Kenny has what his mother calls “a sixth sense.” It’s the feeling he gets from the energy and environment. “He feels from people when he’s accepted or loved and when they have a different reaction,” she says.

Kenny has forged a wonderful relationship with Joshua Masas, a YAI family service specialist who also has a hearing impairment, over the last year and a half. “Joshua’s reaction and responses to Kenny are more heightened,” Edwards says. “He picks up on things immediately, such as Kenny’s body language. And at the end of a workday, they have something to eat, maybe do something recreational, like tossing a ball. That’s when Kenny starts laughing. There’s definitely some male bonding going on.”

For Edwards, Kenny will always be a barometer to gauge expectation. “I cannot think of one aspect of Kenny’s life that isn’t fulfilling,” she says. “He’s working. He’s living in his own apartment and going about a daily routine. Recreationally, he vacations with his parents and spends time with family on the weekend. He’s leading an entirely fulfilling life.”


A Mother's Wisdom

Clara Berg shares what she's learned about raising a child with a disability.

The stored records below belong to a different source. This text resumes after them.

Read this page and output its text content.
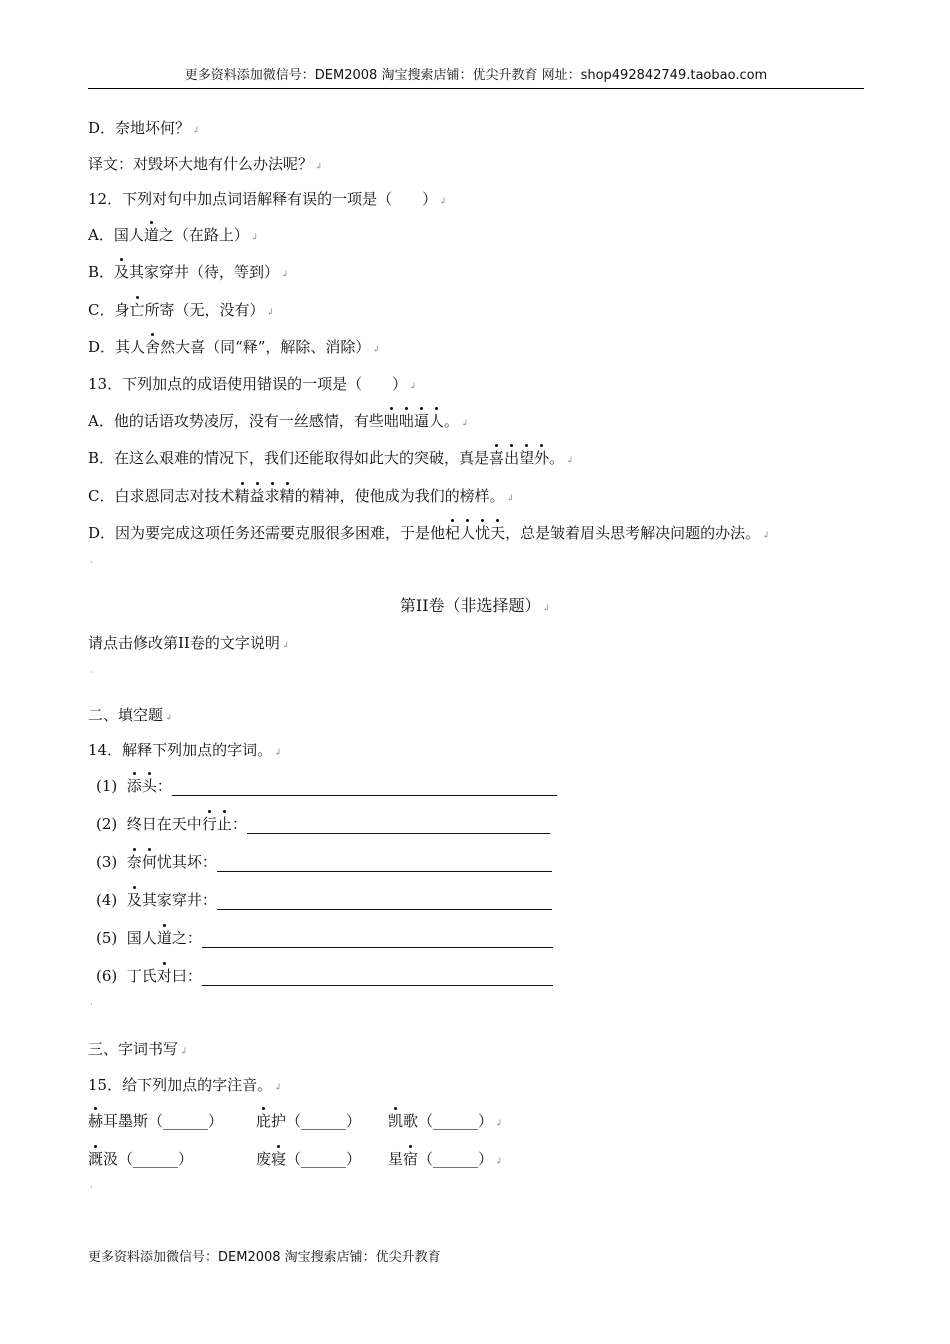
更多资料添加微信号：DEM2008 淘宝搜索店铺：优尖升教育 网址：shop492842749.taobao.com
D．奈地坏何？ ↲
译文：对毁坏大地有什么办法呢？ ↲
12．下列对句中加点词语解释有误的一项是（　　） ↲
A．国人道之（在路上） ↲
B．及其家穿井（待，等到） ↲
C．身亡所寄（无，没有） ↲
D．其人舍然大喜（同“释”，解除、消除） ↲
13．下列加点的成语使用错误的一项是（　　） ↲
A．他的话语攻势凌厉，没有一丝感情，有些咄咄逼人。 ↲
B．在这么艰难的情况下，我们还能取得如此大的突破，真是喜出望外。 ↲
C．白求恩同志对技术精益求精的精神，使他成为我们的榜样。 ↲
D．因为要完成这项任务还需要克服很多困难，于是他杞人忧天，总是皱着眉头思考解决问题的办法。 ↲
·
第II卷（非选择题） ↲
请点击修改第II卷的文字说明 ↲
·
二、填空题 ↲
14．解释下列加点的字词。 ↲
(1) 添头：
(2) 终日在天中行止：
(3) 奈何忧其坏：
(4) 及其家穿井：
(5) 国人道之：
(6) 丁氏对曰：
·
三、字词书写 ↲
15．给下列加点的字注音。 ↲
赫耳墨斯（______） 庇护（______） 凯歌（______） ↲
溉汲（______）	废寝（______） 星宿（______） ↲
·
更多资料添加微信号：DEM2008 淘宝搜索店铺：优尖升教育
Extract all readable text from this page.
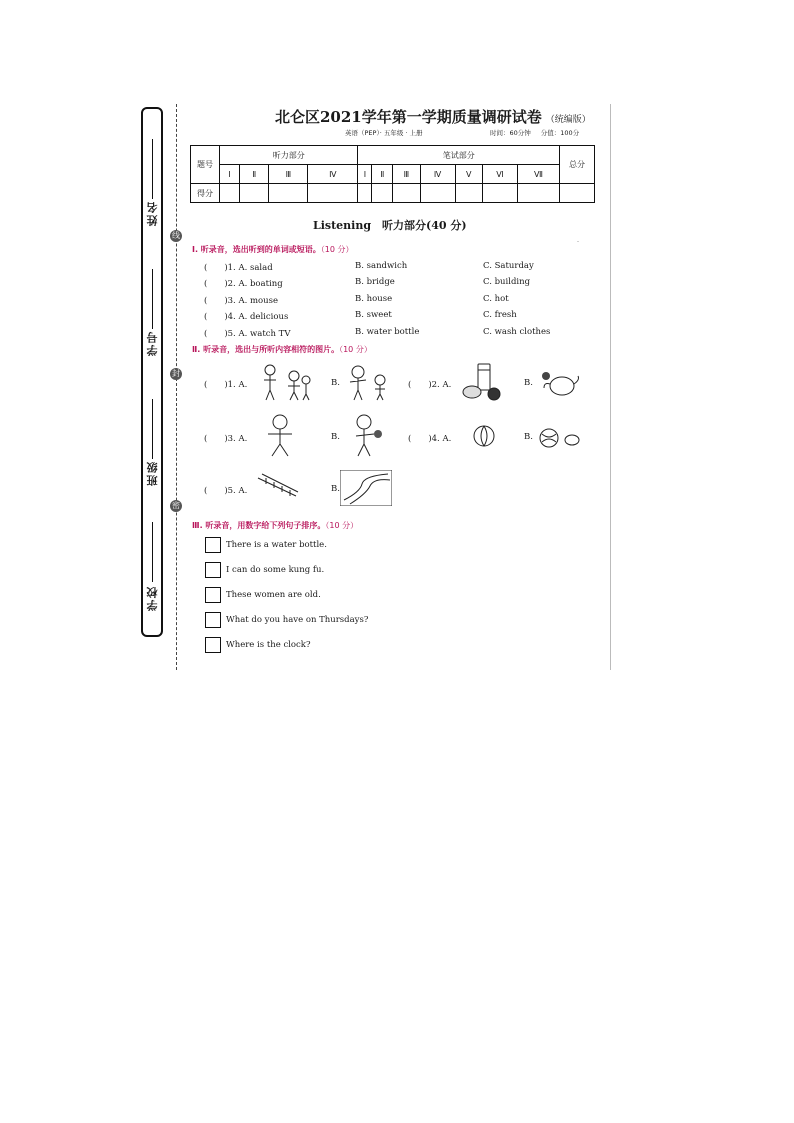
姓名
学号
班级
学校
线
封
密
北仑区2021学年第一学期质量调研试卷 （统编版）
英语（PEP）· 五年级 · 上册	时间：60分钟 分值：100分
题号	听力部分				笔试部分							总分
	Ⅰ	Ⅱ	Ⅲ	Ⅳ	Ⅰ	Ⅱ	Ⅲ	Ⅳ	Ⅴ	Ⅵ	Ⅶ	
得分												
Listening　听力部分(40 分)
Ⅰ. 听录音，选出听到的单词或短语。（10 分）
(　　)1. A. salad	B. sandwich	C. Saturday
(　　)2. A. boating	B. bridge	C. building
(　　)3. A. mouse	B. house	C. hot
(　　)4. A. delicious	B. sweet	C. fresh
(　　)5. A. watch TV	B. water bottle	C. wash clothes
-
Ⅱ. 听录音，选出与所听内容相符的图片。（10 分）
(　　)1. A.	B.	(　　)2. A.	B.
(　　)3. A.	B.	(　　)4. A.	B.
(　　)5. A.	B.
Ⅲ. 听录音，用数字给下列句子排序。（10 分）
There is a water bottle.
I can do some kung fu.
These women are old.
What do you have on Thursdays?
Where is the clock?
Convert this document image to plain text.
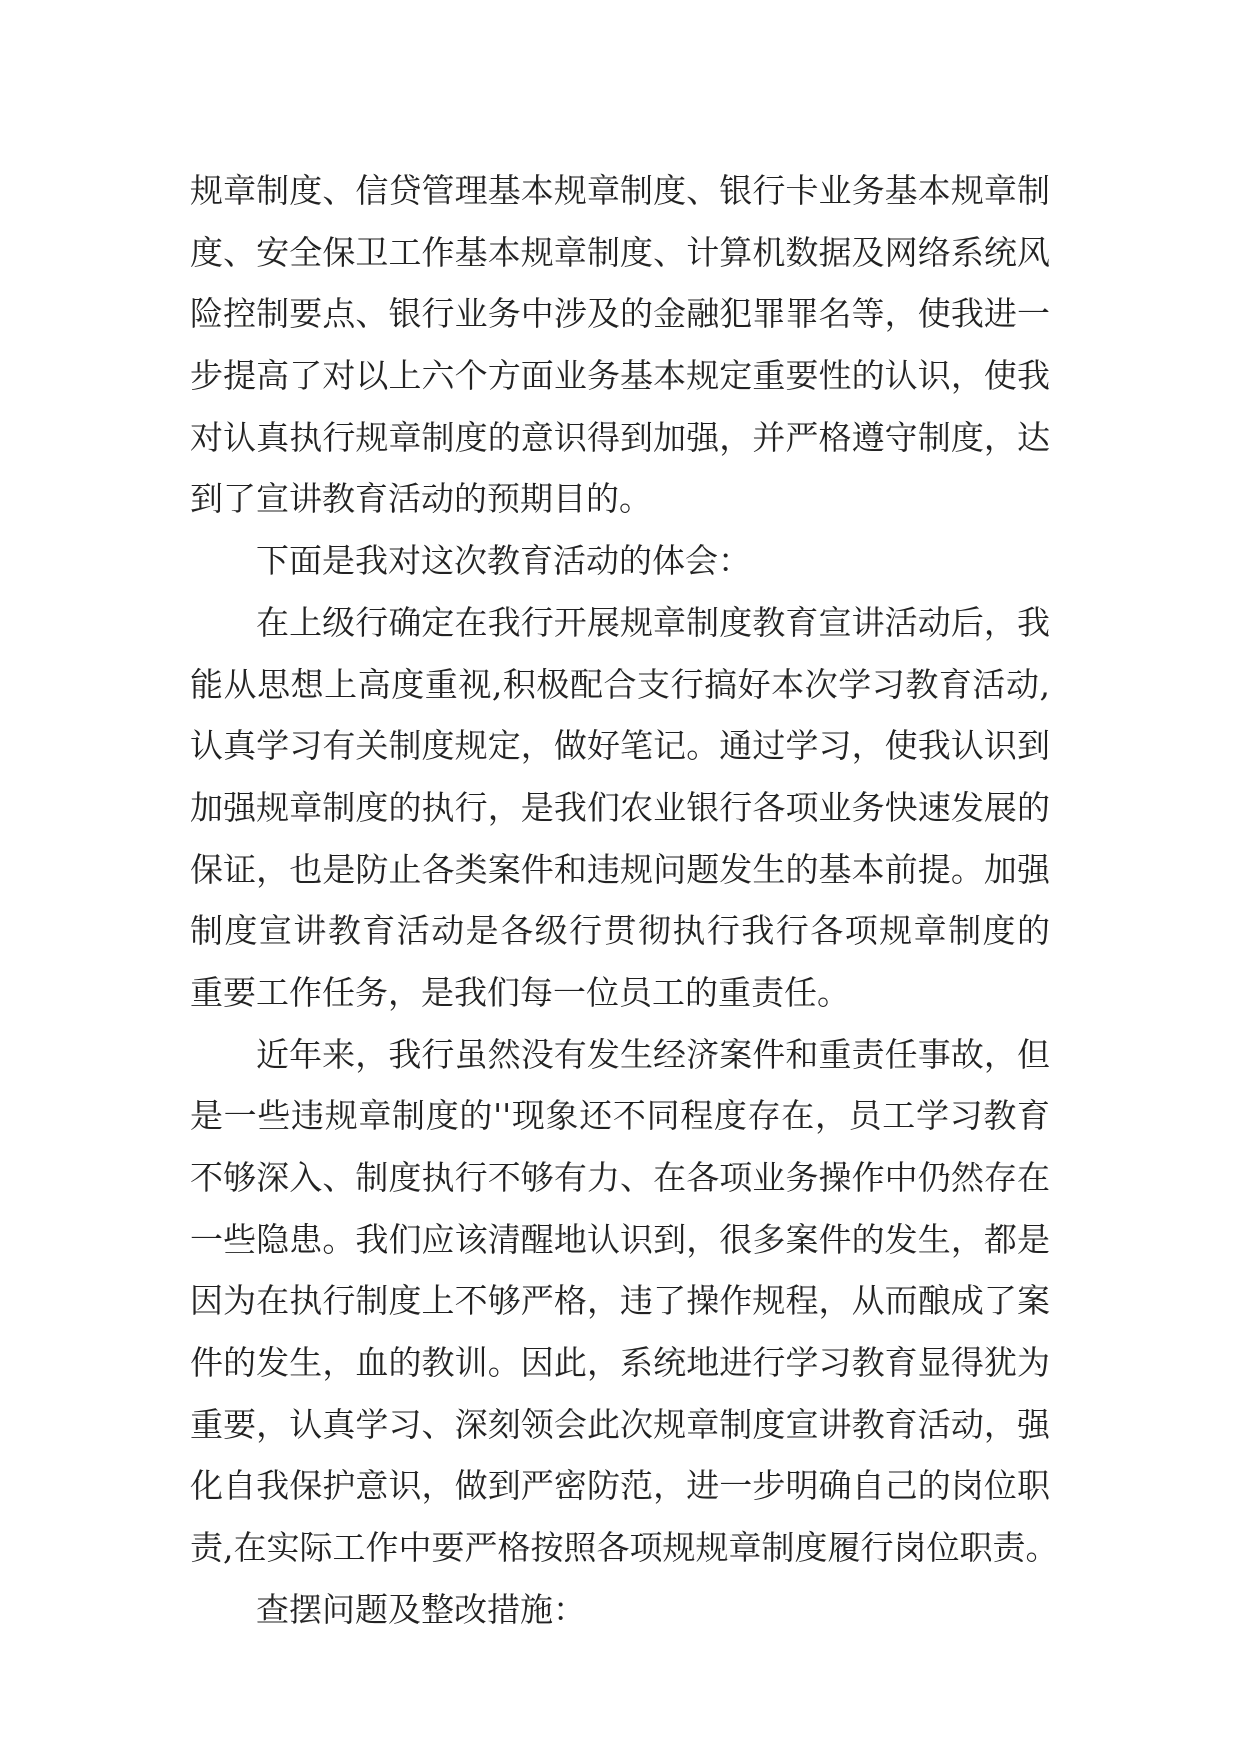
规章制度、信贷管理基本规章制度、银行卡业务基本规章制
度、安全保卫工作基本规章制度、计算机数据及网络系统风
险控制要点、银行业务中涉及的金融犯罪罪名等，使我进一
步提高了对以上六个方面业务基本规定重要性的认识，使我
对认真执行规章制度的意识得到加强，并严格遵守制度，达
到了宣讲教育活动的预期目的。
下面是我对这次教育活动的体会：
在上级行确定在我行开展规章制度教育宣讲活动后，我
能从思想上高度重视,积极配合支行搞好本次学习教育活动,
认真学习有关制度规定，做好笔记。通过学习，使我认识到
加强规章制度的执行，是我们农业银行各项业务快速发展的
保证，也是防止各类案件和违规问题发生的基本前提。加强
制度宣讲教育活动是各级行贯彻执行我行各项规章制度的
重要工作任务，是我们每一位员工的重责任。
近年来，我行虽然没有发生经济案件和重责任事故，但
是一些违规章制度的''现象还不同程度存在，员工学习教育
不够深入、制度执行不够有力、在各项业务操作中仍然存在
一些隐患。我们应该清醒地认识到，很多案件的发生，都是
因为在执行制度上不够严格，违了操作规程，从而酿成了案
件的发生，血的教训。因此，系统地进行学习教育显得犹为
重要，认真学习、深刻领会此次规章制度宣讲教育活动，强
化自我保护意识，做到严密防范，进一步明确自己的岗位职
责,在实际工作中要严格按照各项规规章制度履行岗位职责。
查摆问题及整改措施：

Your child is your child—love him or her.

Trust your intuition. Think positive and have high expectations. The worst thing we can do as parents is say, “How am I going to deal with today?” Try thinking that today is going to be a good day. The power of being positive comes from ourselves—it comes from inside. And positive thinking yields positive outcomes. Of course, there will be particularly challenging times, but you have to say, “It’s just a period, it will pass, and things will go back to being okay.”

Believe in the power of love and nurturing. I believe in healthy habits and relying less on medicine.

Educate yourself. I began volunteering at the New York Deaf-Blind Collaborative when Kenny was about 6. That ended up becoming a job. I’ve been a family specialist there for the last 25 years.

Develop a very, very thick skin. Don’t let people tell you “no.”


Dianna Edwards's Lessons for Caregivers:

Keep an open mind. Don’t go in thinking this person can't do things. Determine what they can do and focus on those abilities. You’ll be pleasantly surprised.

Establish a sense of purpose. Not everyone has to be working like Kenny, but regardless of the activity, there always must be a purpose. On days he can't go to the farm [because of weather], we may take him to the museum where he enjoys the sensory experience.

Be attuned to the individual's disability. Working with someone who is blind and deaf, you can’t be so rigid. You have to be in the moment. While we try not to invade anyone’s personal space, sometimes you have to hold the person’s hand and sign for him or her. For example, on a bus, once Kenny sits next to me, he wants to put his cheek next to my face. That’s his way of reassuring himself that I’m there. I pat him on the hand, reassuring him I’m there. After that, he’s fine.